Why economic downturns are the ideal moments to take a risk

I have uncanny timing in switching industries right before a crisis. Over the past 20 years, I’ve learned that careers are like roller coasters: There will be highs and lows, and none of them are permanent. What shapes how we feel during this crazy ride is our vantage point. That optimism—and a deeply rooted sense of resilience and personal agency—is the fuel needed to survive extreme economic downturns, including the one we are about to experience.  

DotCom Bust of 2000 

When I graduated college, I was excited to start working at a digital consulting firm and be in the center of the “internet era.” Little did I know that I was entering the “DotCom Bust.” Less than a year later, I found myself unemployed, wondering what had just happened.  

After the initial shock, I mustered up the courage to take the GMAT not once, not twice, but five times (I wanted a better score), and applied to business school. Armed with an MBA, I was ready to reenter the job market. With painful preparation and 50 interviews later, I landed a role in Equity Research, evaluating retailers like American Eagle for investors. I knew I would be hitting the learning curve hard and was ready for the challenge. What I didn’t know was that I was heading into yet another economic crisis–this time crippling the finance industry. Lehman Brothers collapsed just a month into my new job. 

It was then I realized that, although deeply uncomfortable and oftentimes scary, economic crises are inevitable. Despite being riddled with uncertainty and risk, however, they are ripe for innovation and opportunity, especially for those who are brave enough to get scrappy and enter unknown territory. This is one of the biggest lessons I’ve learned and a pro tip to others: When in doubt, always say “yes” and jump onto the roller coaster.

Joining Retail in a Recession

The recession hit in 2008, and my company went under. I found myself in a new position at Saks, my former client, in 2009. The economy was in distress, but I didn’t perceive jumping into retail as a risk. Instead, I saw the move as an opportunity to become immersed within the fast-growing e-commerce industry when others were flocking away from it. 

I went on to launch new businesses and transform how the physical store (and its e-commerce division) operated. I also learned the value of building strong business fundamentals—a lesson that has helped me launch my own business. As we navigate a period of economic decline, my advice for anyone switching careers is to question the status quo, interrogate market opportunities below the surface (after all, not everything is as it seems!), and look for ways to run toward opportunities as others step away. Startups like Venmo and Airbnb came from needs discovered during the recession, for example, and are now some of today’s most respected companies. 

“Get a Real Job”

For anyone who has ever been told to “get a real job,” there are many valuable lessons at play.
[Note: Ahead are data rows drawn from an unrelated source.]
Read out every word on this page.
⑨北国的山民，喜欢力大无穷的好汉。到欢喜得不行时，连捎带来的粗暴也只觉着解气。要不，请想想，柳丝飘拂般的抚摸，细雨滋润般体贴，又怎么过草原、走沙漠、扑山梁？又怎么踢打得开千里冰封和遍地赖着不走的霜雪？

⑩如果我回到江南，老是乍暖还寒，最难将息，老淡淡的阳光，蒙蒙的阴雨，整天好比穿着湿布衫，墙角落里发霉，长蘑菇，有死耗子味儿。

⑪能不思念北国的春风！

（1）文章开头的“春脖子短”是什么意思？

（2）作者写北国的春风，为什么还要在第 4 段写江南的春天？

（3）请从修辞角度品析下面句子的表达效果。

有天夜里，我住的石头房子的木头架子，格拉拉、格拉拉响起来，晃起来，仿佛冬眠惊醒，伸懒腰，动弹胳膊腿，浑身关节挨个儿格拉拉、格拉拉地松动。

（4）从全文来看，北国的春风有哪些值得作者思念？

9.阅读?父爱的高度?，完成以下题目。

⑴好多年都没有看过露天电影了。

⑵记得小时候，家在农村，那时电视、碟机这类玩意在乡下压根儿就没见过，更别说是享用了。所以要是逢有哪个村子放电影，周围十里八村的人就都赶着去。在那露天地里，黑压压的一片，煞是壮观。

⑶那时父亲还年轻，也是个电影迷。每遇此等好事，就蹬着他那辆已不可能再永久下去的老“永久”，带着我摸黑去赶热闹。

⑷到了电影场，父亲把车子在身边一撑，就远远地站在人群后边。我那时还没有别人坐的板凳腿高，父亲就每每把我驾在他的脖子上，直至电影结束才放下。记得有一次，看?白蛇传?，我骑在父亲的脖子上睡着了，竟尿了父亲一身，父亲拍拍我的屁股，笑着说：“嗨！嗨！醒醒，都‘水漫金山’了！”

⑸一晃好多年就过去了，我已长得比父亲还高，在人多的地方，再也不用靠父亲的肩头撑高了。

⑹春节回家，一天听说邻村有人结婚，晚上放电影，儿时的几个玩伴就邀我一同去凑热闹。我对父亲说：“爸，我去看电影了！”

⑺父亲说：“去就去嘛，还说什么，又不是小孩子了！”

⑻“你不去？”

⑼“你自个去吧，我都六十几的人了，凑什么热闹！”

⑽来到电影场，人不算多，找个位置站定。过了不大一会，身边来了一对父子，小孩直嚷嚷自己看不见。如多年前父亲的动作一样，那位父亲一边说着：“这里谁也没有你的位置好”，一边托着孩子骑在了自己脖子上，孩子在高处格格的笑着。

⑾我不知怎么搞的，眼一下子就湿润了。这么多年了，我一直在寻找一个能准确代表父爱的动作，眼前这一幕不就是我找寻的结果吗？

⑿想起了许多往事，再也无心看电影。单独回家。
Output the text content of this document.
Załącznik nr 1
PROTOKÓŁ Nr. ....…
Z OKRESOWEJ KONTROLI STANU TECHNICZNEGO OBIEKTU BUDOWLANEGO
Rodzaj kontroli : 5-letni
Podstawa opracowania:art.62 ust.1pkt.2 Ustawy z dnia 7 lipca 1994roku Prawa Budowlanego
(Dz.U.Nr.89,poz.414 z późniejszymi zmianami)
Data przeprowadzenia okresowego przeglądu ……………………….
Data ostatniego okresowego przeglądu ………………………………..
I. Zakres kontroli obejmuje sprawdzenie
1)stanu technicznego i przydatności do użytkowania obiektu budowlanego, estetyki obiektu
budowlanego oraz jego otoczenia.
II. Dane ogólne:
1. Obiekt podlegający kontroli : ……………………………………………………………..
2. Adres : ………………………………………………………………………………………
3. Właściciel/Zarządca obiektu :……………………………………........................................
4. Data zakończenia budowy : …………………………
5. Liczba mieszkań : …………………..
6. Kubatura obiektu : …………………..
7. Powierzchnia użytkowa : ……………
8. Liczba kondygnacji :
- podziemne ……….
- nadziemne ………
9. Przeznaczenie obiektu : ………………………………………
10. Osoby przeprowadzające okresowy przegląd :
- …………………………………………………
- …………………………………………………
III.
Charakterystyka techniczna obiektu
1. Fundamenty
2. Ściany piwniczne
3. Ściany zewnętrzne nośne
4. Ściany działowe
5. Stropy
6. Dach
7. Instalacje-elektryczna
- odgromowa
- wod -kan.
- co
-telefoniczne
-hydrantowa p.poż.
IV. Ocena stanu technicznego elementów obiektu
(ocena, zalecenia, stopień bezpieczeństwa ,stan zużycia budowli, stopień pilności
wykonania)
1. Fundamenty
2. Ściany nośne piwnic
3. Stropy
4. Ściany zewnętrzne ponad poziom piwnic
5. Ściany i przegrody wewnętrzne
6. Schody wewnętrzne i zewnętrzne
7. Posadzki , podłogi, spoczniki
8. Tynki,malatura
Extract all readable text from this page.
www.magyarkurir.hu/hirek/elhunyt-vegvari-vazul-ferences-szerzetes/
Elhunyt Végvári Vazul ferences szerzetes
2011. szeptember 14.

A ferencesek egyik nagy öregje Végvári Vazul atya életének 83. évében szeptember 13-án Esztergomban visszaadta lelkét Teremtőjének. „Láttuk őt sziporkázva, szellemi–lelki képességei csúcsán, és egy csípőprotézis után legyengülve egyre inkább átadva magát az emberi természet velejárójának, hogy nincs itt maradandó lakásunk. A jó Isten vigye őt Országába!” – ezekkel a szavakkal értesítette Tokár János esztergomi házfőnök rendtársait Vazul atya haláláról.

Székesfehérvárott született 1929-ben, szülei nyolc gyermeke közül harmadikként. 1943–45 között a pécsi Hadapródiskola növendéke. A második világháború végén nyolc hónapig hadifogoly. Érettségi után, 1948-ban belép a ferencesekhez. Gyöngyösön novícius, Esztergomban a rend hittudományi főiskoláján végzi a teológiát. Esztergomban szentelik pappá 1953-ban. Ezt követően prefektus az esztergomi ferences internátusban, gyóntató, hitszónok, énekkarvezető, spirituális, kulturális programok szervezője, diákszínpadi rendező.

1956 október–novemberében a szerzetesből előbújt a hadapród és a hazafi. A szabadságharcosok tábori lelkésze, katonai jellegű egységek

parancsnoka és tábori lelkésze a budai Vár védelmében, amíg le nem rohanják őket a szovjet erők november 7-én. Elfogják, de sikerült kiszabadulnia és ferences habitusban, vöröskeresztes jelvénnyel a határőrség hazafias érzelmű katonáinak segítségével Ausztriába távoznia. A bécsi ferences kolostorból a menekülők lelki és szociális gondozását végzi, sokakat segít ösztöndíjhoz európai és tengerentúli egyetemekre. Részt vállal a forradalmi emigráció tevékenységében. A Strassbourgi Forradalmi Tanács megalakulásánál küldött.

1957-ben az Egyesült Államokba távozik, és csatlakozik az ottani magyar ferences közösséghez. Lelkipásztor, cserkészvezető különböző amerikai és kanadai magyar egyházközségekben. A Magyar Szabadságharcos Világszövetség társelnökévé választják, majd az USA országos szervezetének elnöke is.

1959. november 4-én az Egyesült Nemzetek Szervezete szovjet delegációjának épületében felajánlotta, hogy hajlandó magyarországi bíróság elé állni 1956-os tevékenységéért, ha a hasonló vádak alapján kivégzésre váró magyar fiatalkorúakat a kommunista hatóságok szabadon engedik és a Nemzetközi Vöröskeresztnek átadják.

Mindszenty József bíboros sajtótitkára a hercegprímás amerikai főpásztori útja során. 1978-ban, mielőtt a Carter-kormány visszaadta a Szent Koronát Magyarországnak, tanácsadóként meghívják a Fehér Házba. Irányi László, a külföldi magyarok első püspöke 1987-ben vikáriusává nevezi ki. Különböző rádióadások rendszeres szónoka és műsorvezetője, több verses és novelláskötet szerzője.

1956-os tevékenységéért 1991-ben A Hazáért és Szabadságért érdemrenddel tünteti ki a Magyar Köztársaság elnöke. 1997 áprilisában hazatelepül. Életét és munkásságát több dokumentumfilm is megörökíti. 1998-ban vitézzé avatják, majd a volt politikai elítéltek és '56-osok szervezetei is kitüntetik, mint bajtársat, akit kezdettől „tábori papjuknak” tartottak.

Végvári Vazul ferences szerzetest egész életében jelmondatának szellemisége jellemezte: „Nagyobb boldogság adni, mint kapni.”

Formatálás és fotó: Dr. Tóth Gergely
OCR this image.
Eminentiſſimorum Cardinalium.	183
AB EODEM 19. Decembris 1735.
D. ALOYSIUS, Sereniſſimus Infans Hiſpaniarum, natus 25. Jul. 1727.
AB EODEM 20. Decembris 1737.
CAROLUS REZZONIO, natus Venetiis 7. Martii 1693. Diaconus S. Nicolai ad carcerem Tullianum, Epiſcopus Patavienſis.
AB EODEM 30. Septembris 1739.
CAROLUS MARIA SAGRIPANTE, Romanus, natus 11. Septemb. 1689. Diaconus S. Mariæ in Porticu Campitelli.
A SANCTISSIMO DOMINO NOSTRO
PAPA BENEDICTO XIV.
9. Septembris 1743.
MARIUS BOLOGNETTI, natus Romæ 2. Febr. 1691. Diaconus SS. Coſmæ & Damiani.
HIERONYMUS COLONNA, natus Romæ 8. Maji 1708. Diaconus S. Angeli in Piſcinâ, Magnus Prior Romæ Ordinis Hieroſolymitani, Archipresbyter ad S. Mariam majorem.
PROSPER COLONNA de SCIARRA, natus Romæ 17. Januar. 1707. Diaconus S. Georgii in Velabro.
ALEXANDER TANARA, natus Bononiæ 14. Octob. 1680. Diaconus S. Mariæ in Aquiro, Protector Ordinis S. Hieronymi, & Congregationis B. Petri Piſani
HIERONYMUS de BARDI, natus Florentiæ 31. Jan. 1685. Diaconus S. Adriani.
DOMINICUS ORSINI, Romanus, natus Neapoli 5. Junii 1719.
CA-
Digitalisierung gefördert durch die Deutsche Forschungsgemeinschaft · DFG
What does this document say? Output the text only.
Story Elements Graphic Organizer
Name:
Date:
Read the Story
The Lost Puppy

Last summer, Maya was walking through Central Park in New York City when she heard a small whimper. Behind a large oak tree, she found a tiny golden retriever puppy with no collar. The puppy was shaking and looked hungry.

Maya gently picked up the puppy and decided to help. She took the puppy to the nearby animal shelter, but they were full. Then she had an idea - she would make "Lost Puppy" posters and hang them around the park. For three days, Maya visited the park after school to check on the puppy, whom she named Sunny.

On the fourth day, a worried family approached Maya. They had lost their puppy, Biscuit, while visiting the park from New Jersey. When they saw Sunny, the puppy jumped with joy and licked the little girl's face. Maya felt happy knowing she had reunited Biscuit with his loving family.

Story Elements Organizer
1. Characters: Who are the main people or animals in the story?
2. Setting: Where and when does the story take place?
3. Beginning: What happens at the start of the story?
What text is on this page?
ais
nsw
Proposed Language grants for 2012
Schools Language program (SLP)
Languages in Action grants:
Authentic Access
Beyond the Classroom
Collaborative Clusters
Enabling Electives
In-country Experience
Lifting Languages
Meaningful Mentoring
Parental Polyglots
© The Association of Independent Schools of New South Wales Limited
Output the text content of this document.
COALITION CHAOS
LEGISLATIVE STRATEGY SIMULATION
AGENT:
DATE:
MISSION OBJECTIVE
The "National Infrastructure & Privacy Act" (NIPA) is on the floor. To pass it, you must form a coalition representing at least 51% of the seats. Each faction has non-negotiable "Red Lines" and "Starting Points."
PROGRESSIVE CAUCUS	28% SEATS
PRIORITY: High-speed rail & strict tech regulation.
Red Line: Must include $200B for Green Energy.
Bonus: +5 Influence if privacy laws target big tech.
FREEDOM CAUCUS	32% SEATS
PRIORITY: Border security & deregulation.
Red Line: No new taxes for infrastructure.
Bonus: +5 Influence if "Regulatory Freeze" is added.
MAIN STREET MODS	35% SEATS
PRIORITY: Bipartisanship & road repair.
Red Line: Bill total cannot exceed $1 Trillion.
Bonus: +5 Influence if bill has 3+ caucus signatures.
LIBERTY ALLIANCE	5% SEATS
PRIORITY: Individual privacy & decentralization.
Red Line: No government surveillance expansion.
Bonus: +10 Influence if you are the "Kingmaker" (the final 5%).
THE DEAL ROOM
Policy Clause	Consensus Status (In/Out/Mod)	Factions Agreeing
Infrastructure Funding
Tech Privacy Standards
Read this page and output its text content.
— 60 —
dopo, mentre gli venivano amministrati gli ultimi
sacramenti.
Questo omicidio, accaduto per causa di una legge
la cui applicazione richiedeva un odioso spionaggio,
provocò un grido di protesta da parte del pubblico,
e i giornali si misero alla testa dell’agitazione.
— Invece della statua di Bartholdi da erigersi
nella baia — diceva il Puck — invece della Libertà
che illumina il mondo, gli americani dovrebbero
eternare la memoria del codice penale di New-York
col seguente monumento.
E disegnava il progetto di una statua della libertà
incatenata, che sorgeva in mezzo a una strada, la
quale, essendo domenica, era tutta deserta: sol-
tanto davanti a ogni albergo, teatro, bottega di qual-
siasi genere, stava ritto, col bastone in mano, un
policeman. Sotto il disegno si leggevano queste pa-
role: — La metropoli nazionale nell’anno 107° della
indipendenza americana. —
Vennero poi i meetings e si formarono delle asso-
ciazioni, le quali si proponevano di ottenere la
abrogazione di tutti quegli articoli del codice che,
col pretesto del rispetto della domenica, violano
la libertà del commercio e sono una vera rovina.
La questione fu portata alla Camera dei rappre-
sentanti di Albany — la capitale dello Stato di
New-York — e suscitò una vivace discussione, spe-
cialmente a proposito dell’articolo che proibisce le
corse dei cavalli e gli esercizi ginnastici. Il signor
I distinctly remember being told this by a senior leader at Saks and being baffled by this comment. What this person meant, however, was that instead of focusing solely on climbing the vertical career ladder, I should strive to get real experiences at the heart of the business. While at Saks, I wasn’t in the day-to-day shuffle of buying products and negotiating with vendors, which is at the core of retail companies. I was missing out on the core experience.

While this lesson stung at the time, I am grateful for their honesty and find it so important to pass along this piece of advice: Be humble and accept all feedback—the good, bad, and honest. Find a mentor who is willing to have hard conversations with you to help advance your career, and step outside the boundaries of your job description when and where possible.

“The Great Reevaluation”

Nine months into my role at Lyft, COVID-19 hit. Running this type of business during the pandemic was one of the greatest growth opportunities of my career. I learned that being able to pivot from a well-constructed plan is a critical tool for resiliency. This didn’t just help Lyft remain successful—it helped me forge a new path. 

I’ve always wanted to build a business from the ground up, starting when I was a child helping my dad sell computers. So, I left my position at Lyft and cofounded Mixo—once again amidst economic turmoil, a devastating war, and at a time when the 13-year bull run in venture capital investment halted. But I took the risk because I saw an opportunity to radically improve the social media world more positively and bring more connection, joy, and cultural exchange to consumers through the sharing of food.   

Changing careers is scary, but if there is something I’ve learned in making radical jumps at the worst possible times, it’s that economic downturns are the ideal moments to rewrite history and take a risk if you have a goal in mind. Say “yes” (especially when others say “no”), look for hidden opportunities that may not seem outwardly obvious, take on projects outside of your job description, welcome as much feedback as possible, and most of all, follow your heart. Rewards will come to those who welcome them.

Shirley Romig is cofounder and CEO of Mixo, a social media app dedicated to global food enthusiasts.